Si vous pouvez imaginer les conséquences de l’administration d’un traitement inadapté à cause d’une erreur de traduction automatique ou le poids d’un rapport d’expertise médical pour un assuré ou une compagnie d’assurance engagés dans la procédure subséquente, vous avez une idée des enjeux propres à ce domaine. En traduction médicale, les risques engagent la vie et la santé des individus tout autant que les finances des entreprises impliquées. L’erreur n’est pas permise. 

Exemples de contenus à risque dans le domaine médical : publications scientifiques, protocoles cliniques, dossiers médicaux de patients, notices de médicaments ou de matériels médicaux, rapports d’accidents, rapports médicaux, communications dans un contexte de crise sanitaire…
Et demain ? Nous ne projetons aucun événement susceptible d’entraîner une baisse de la demande dans le domaine de la traduction médicale.

d) Les risques commerciaux

Ici, le risque est tout autre. Moins dangereux pour les hommes, mais tout aussi vital pour les entreprises puisque ses conséquences s’observent directement sur leur chiffre d’affaires. Rater un lancement commercial représente un risque considérable. Dépenser des milliers d’euros en achat d’espace pour des contenus mal traduits est contreproductif et coûteux. Mal traduire un site e-commerce ou tout autre support promotionnel, altère parfois durablement une image de marque, la confiance des utilisateurs ou les ventes. 

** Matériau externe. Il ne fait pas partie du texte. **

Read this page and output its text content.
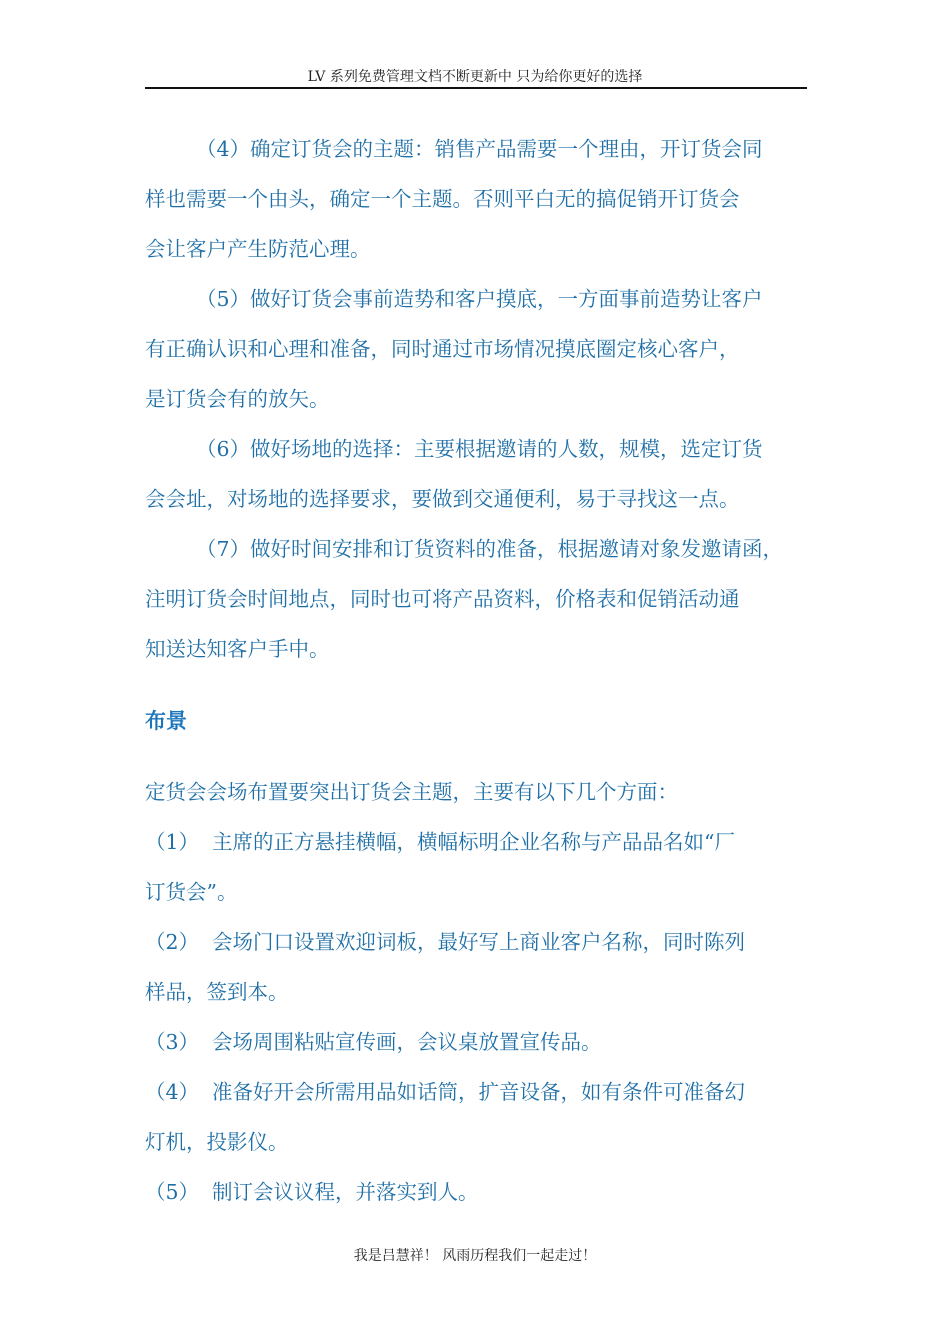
LV 系列免费管理文档不断更新中 只为给你更好的选择

（4）确定订货会的主题：销售产品需要一个理由，开订货会同

样也需要一个由头，确定一个主题。否则平白无的搞促销开订货会

会让客户产生防范心理。

（5）做好订货会事前造势和客户摸底，一方面事前造势让客户

有正确认识和心理和准备，同时通过市场情况摸底圈定核心客户，

是订货会有的放矢。

（6）做好场地的选择：主要根据邀请的人数，规模，选定订货

会会址，对场地的选择要求，要做到交通便利，易于寻找这一点。

（7）做好时间安排和订货资料的准备，根据邀请对象发邀请函，

注明订货会时间地点，同时也可将产品资料，价格表和促销活动通

知送达知客户手中。

布景

定货会会场布置要突出订货会主题，主要有以下几个方面：

（1） 主席的正方悬挂横幅，横幅标明企业名称与产品品名如“厂

订货会”。

（2） 会场门口设置欢迎词板，最好写上商业客户名称，同时陈列

样品，签到本。

（3） 会场周围粘贴宣传画，会议桌放置宣传品。

（4） 准备好开会所需用品如话筒，扩音设备，如有条件可准备幻

灯机，投影仪。

（5） 制订会议议程，并落实到人。

我是吕慧祥！ 风雨历程我们一起走过！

Exemples de contenus à risque en marketing : lancement d’une nouvelle marque à l’international, site internet, offre commerciale, publicité, e-commerce et, de manière générale, tout ce qui peut impacter l’image de marque…
Et demain ? Ici aussi les feux sont au vert. Les IA et outils de TAO ne sont pas encore en mesure de traiter ces sujets de manière suffisamment qualitative ou créative (et selon certains chercheurs, les IA génératives approchent déjà du plafond de verre).

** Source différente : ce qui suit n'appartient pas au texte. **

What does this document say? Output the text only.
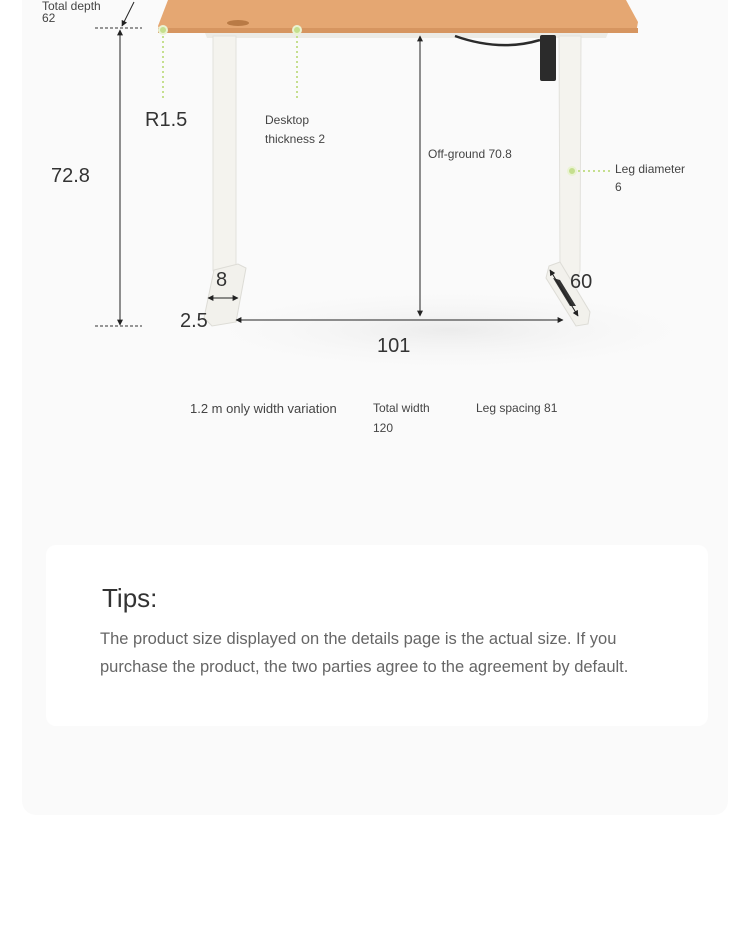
Total depth
62
72.8
R1.5	Desktop
thickness 2
Off-ground 70.8
Leg diameter
6
8	60
2.5
101
1.2 m only width variation	Total width
120
Leg spacing 81
Tips:
The product size displayed on the details page is the actual size. If you purchase the product, the two parties agree to the agreement by default.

e) Les risques industriels

Dans le domaine technique, les industries dites « lourdes » (aérospatial, construction navale, construction d’infrastructures, exploitation minière, exploration pétrolière et gazière, raffineries, production d’acier, usines chimiques…) partagent des besoins incontournables, se plient à des obligations communes (la fameuse « directive machines » par exemple) et font face à des risques communs. Leur cœur de métier et leurs outils de production génèrent de multiples dangers au quotidien et engagent la sécurité de ceux qui les utilisent au quotidien, principalement leur salariés. Dans une centrale nucléaire ou à bord d’un avion long courrier, on ne badine pas avec la traduction du manuel d’utilisation. Sur un site industriel élaborant des produits chimiques, la sécurité est une priorité, tout comme la communication des messages de prévention qui y sont liés.

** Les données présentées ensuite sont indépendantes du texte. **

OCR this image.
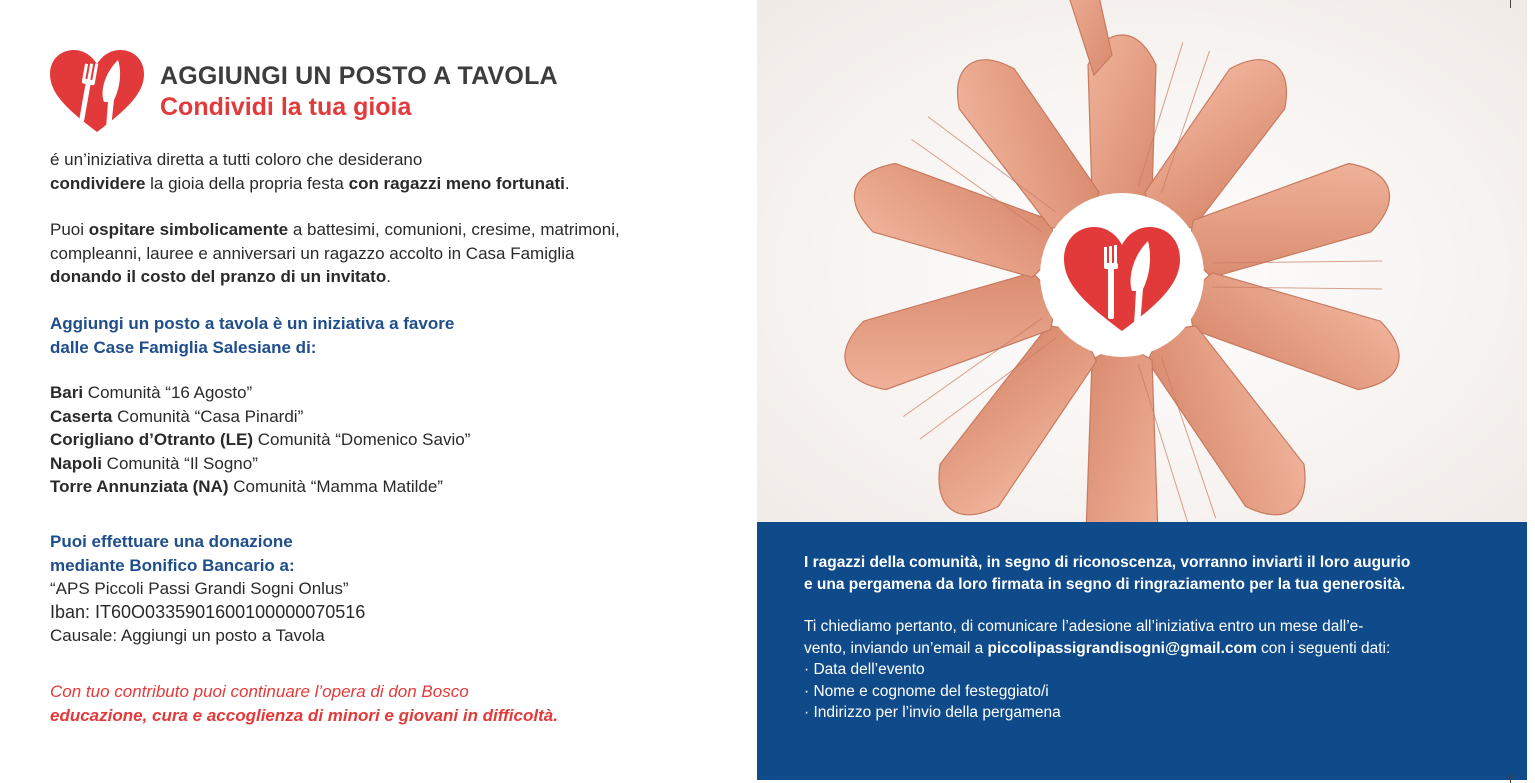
AGGIUNGI UN POSTO A TAVOLA
Condividi la tua gioia
é un’iniziativa diretta a tutti coloro che desiderano
condividere la gioia della propria festa con ragazzi meno fortunati.
Puoi ospitare simbolicamente a battesimi, comunioni, cresime, matrimoni,
compleanni, lauree e anniversari un ragazzo accolto in Casa Famiglia
donando il costo del pranzo di un invitato.
Aggiungi un posto a tavola è un iniziativa a favore
dalle Case Famiglia Salesiane di:
Bari Comunità “16 Agosto”
Caserta Comunità “Casa Pinardi”
Corigliano d’Otranto (LE) Comunità “Domenico Savio”
Napoli Comunità “Il Sogno”
Torre Annunziata (NA) Comunità “Mamma Matilde”
Puoi effettuare una donazione
mediante Bonifico Bancario a:
“APS Piccoli Passi Grandi Sogni Onlus”
Iban: IT60O0335901600100000070516
Causale: Aggiungi un posto a Tavola
Con tuo contributo puoi continuare l’opera di don Bosco
educazione, cura e accoglienza di minori e giovani in difficoltà.
I ragazzi della comunità, in segno di riconoscenza, vorranno inviarti il loro augurio
e una pergamena da loro firmata in segno di ringraziamento per la tua generosità.
Ti chiediamo pertanto, di comunicare l’adesione all’iniziativa entro un mese dall’e-
vento, inviando un’email a piccolipassigrandisogni@gmail.com con i seguenti dati:
· Data dell’evento
· Nome e cognome del festeggiato/i
· Indirizzo per l’invio della pergamena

Exemples de contenus à risque en traduction technique : brevets technologiques, sécurité industrielle, sécurité alimentaire, qualité, conformité, documents confidentiels ou classifiés…
Et demain ? Les industries lourdes ne pourront s’affranchir d’un contenu à la fois précis et conforme. Les risques engagés sont parfois trop importants pour faire l’impasse sur la traduction humaine. 

Prendre le risque pour point de départ de sa stratégie change en profondeur le paradigme commercial du traducteur indépendant. Dès lors, comment procéder pour établir sa stratégie ?

  1. Identifier un risque.
  2. Positionner son offre en réponse à ce risque (discours commercial, prestations, secteurs de prédilections…).
  3. Sélectionner et démarcher ses prospects en fonction de ce prisme de façon personnalisée.
  4. Communiquer sur les succès et sur votre expertise grandissante (chiffres clés, retours clients…).

En procédant de la sorte, vous mettez toutes les chances de votre côté pour proposer une offre très engageante et répondant vraiment au besoin de vos prospects et clients, qui de leur côté sont prêts à investir pour limiter ces prises de risques aux impacts majeurs pour leurs sociétés.  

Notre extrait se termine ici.